There I looked at the map and, behold, I found I was right by a foot/cycle suspension bridge that took me to the other side and thence, back to Battambang.
I visited a market on the outskirts and oranges and then cycled back to the hotel, ready for the afternoon's excursion.
This was by tuk tuk and started off retracing my cycle route to the suspension bridge. We then took a look at a fishing village on the river and the market gardens on its banks. These are incredibly well tended. As in Vietnam, there might be a lot of litter and mess but the farmers seem to make sure that their holdings are spectacularly neat and free of litter, weeds and mess.
We continued along the peaceful road....
....until the next stop which was a tree with dozens of fruit bats hanging in it, flapping their wings laconically to stay cool. It was a fascinating sight.
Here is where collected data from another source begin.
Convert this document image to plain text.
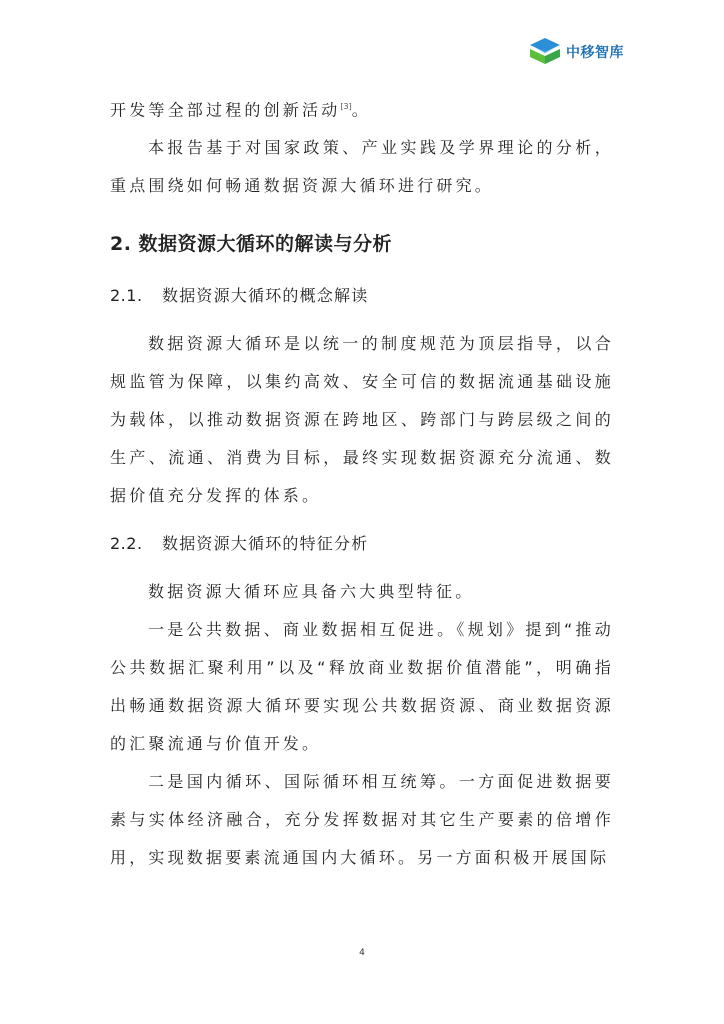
中移智库

开发等全部过程的创新活动[3]。

本报告基于对国家政策、产业实践及学界理论的分析，重点围绕如何畅通数据资源大循环进行研究。

2. 数据资源大循环的解读与分析
2.1. 数据资源大循环的概念解读

数据资源大循环是以统一的制度规范为顶层指导，以合规监管为保障，以集约高效、安全可信的数据流通基础设施为载体，以推动数据资源在跨地区、跨部门与跨层级之间的生产、流通、消费为目标，最终实现数据资源充分流通、数据价值充分发挥的体系。

2.2. 数据资源大循环的特征分析

数据资源大循环应具备六大典型特征。

一是公共数据、商业数据相互促进。《规划》提到“推动公共数据汇聚利用”以及“释放商业数据价值潜能”，明确指出畅通数据资源大循环要实现公共数据资源、商业数据资源的汇聚流通与价值开发。

二是国内循环、国际循环相互统筹。一方面促进数据要素与实体经济融合，充分发挥数据对其它生产要素的倍增作用，实现数据要素流通国内大循环。另一方面积极开展国际

4
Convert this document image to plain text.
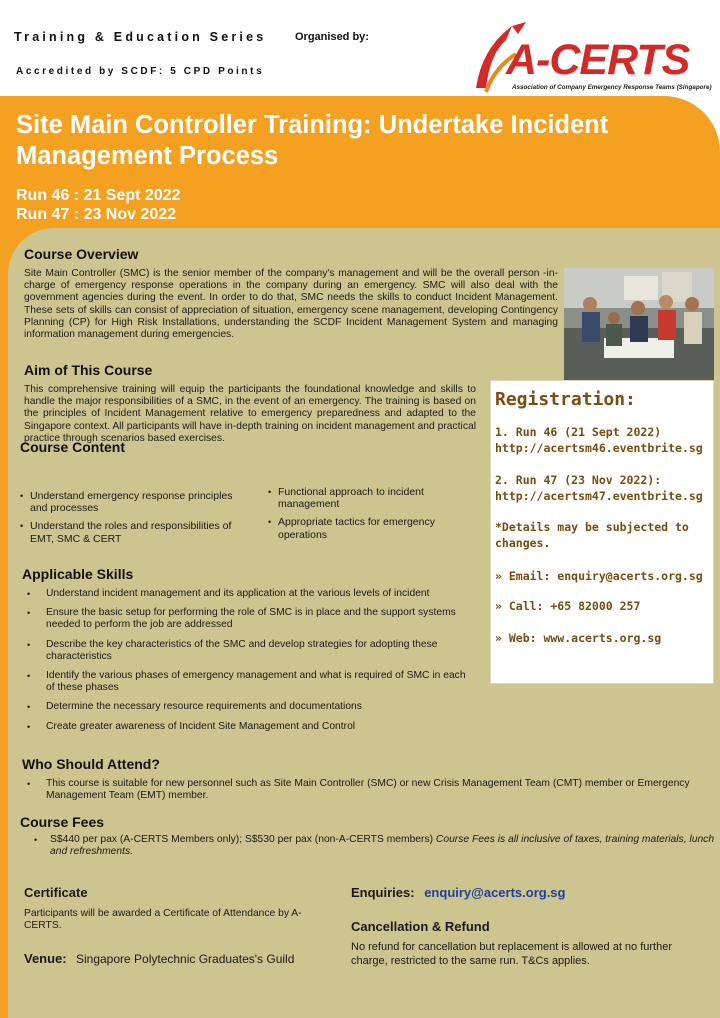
Training & Education Series
Accredited by SCDF: 5 CPD Points
Organised by:	A-CERTS
Association of Company Emergency Response Teams (Singapore)
Site Main Controller Training: Undertake Incident Management Process
Run 46 : 21 Sept 2022
Run 47 : 23 Nov 2022
Course Overview
Site Main Controller (SMC) is the senior member of the company's management and will be the overall person -in-charge of emergency response operations in the company during an emergency. SMC will also deal with the government agencies during the event. In order to do that, SMC needs the skills to conduct Incident Management. These sets of skills can consist of appreciation of situation, emergency scene management, developing Contingency Planning (CP) for High Risk Installations, understanding the SCDF Incident Management System and managing information management during emergencies.
Aim of This Course
This comprehensive training will equip the participants the foundational knowledge and skills to handle the major responsibilities of a SMC, in the event of an emergency. The training is based on the principles of Incident Management relative to emergency preparedness and adapted to the Singapore context. All participants will have in-depth training on incident management and practical practice through scenarios based exercises.
Registration:
1. Run 46 (21 Sept 2022)
http://acertsm46.eventbrite.sg
2. Run 47 (23 Nov 2022):
http://acertsm47.eventbrite.sg
*Details may be subjected to changes.
» Email: enquiry@acerts.org.sg
» Call: +65 82000 257
» Web: www.acerts.org.sg
Course Content
• Understand emergency response principles and processes
• Understand the roles and responsibilities of EMT, SMC & CERT
• Functional approach to incident management
• Appropriate tactics for emergency operations
Applicable Skills
• Understand incident management and its application at the various levels of incident
• Ensure the basic setup for performing the role of SMC is in place and the support systems needed to perform the job are addressed
• Describe the key characteristics of the SMC and develop strategies for adopting these characteristics
• Identify the various phases of emergency management and what is required of SMC in each of these phases
• Determine the necessary resource requirements and documentations
• Create greater awareness of Incident Site Management and Control
Who Should Attend?
• This course is suitable for new personnel such as Site Main Controller (SMC) or new Crisis Management Team (CMT) member or Emergency Management Team (EMT) member.
Course Fees
• S$440 per pax (A-CERTS Members only); S$530 per pax (non-A-CERTS members) Course Fees is all inclusive of taxes, training materials, lunch and refreshments.
Certificate
Participants will be awarded a Certificate of Attendance by A-CERTS.
Venue: Singapore Polytechnic Graduates's Guild
Enquiries: enquiry@acerts.org.sg
Cancellation & Refund
No refund for cancellation but replacement is allowed at no further charge, restricted to the same run. T&Cs applies.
Passing up the possible visit to a wwinery, we headed on to Wat Banan,. This involves a climb up 358 pretty sheer steps to a small and ruined temple complex, reminiscent of Siem Reap's. It was very pleasant with few tourists.
Then we headed off to Phnom Sampeau, taking an amazingly straight road through the paddy fields and punctuated by some beautiful water lilly ponds.
Phnom Sampeau itself struck me as a bit scruffy with lots of thieving and copulating monkeys. Nearby are the killing caves that I decided to forego as time was running short and I knew the history from last year's visit to Phnom Pen..
Instead, I made my way back down to see the bats exiting from their cave - a spectacular sight that makes the job of the Red Arrows seem quite straightforward.
By the end if this, it was dark and the tuk tuk took no hostages on the way back, overtaking lorries and scooters and having one near brush with a car.
In the evening, I made the mistake of going to a 'fusion' restaurant that did not quite hit the spot. Dreary on the palate, unfortunately. Live and learn.